KABARTIMURNEWS.COM, AMBON – Kasus dugaan korupsi anggaran operasional KMP Marsela diduga mengendap di Kejaksaan Tinggi (Kejati) Maluku. Padahal kasus tersebut jadi perhatian masyarakat di Kabupaten Maluku Barat Daya (MBD). Kejati dinilai masuk skenario politik di daerah itu.
Masyarakat pantas bisa menduga demikian. Bagaimana, bukti dokumen jelas seperti sudah dilaporkan. Kapal ferinya terlihat mata telanjang, mangkrak di lapangan tak berlayar bertahun-tahun.
Dengan begitu, cukup kuat alasan bagi Kejati mengusut kasus itu.

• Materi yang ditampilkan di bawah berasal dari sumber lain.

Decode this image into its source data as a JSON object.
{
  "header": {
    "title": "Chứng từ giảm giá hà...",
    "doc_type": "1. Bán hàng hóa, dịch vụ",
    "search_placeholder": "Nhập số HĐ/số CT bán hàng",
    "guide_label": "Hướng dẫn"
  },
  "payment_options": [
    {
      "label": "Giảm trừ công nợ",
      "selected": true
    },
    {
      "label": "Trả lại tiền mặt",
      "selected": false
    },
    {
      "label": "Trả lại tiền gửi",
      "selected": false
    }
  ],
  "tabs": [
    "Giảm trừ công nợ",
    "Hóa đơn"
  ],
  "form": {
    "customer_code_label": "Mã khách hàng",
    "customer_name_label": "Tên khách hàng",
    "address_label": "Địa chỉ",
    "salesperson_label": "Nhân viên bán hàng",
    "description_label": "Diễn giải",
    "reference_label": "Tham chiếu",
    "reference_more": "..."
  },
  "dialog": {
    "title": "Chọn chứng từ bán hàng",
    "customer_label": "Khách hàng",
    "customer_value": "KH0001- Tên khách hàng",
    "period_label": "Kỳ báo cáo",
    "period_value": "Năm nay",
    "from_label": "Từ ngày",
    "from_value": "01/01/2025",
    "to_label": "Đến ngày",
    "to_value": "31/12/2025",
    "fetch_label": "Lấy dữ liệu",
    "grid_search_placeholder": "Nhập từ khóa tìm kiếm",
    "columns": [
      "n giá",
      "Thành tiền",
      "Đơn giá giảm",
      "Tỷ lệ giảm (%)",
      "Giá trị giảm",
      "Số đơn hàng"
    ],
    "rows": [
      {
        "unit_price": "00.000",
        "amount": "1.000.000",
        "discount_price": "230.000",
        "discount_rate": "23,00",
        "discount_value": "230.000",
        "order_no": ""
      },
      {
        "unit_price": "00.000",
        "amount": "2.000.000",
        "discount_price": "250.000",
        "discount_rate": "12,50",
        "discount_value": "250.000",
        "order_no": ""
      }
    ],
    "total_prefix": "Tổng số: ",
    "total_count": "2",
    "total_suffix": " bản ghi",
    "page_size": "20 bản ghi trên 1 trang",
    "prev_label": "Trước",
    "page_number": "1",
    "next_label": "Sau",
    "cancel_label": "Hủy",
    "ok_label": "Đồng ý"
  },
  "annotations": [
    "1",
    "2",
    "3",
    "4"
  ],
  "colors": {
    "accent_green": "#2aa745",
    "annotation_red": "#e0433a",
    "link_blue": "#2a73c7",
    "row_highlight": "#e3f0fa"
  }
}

Yaitu ada dugaan pelanggaran hukum, potensi kerugian negara, dan antusiasme publik MBD menunggu proses hukum dilaksanakan oleh Kejati Maluku.
“Tunggu apa lagi, jangan-jangan malah Kejati sudah masuk skenario politik di sana hingga masuk angin,” ujar tokoh masyarakat Oyang Orlando Petrusz kepada Kabar Timur, Kamis (11/7).
Pemerhati masyarakat, juga penggiat antikorupsi ini menjelaskan, sebagai moda transportasi laut yang vital KMP Marsela sangat dibutuhkan oleh masyarakat Kabupaten MBD. Feri penyeberangan yang menghubungkan pulau-pulau di kawasan selatan daya Maluku itu membuat ekonomi masyarakat kepulauan, lumpuh tak bergerak saat ini.
KMP Marsella, ketika beroperasi mampu menghubungkan tempat-tempat yang tak bisa dijangkau oleh kapal niaga lainnya. “Tanpa ada dermaga pun, feri ini bisa sandar di pantai yang ada di kampung-kampung untuk turun naik barang dan penumpang,” terang Orlando.
Dia menambahkan, kasus ini mempunyai indikasi kerugian negara. Jauh sebelum nakhoda kapal ini melaporkan pemalsuan tanda tangan dirinya terkait proposal PT Kalwedo ke Kementerian Perhubungan senilai Rp 1 miliar, isu korupsi lainnya sudah mengemuka.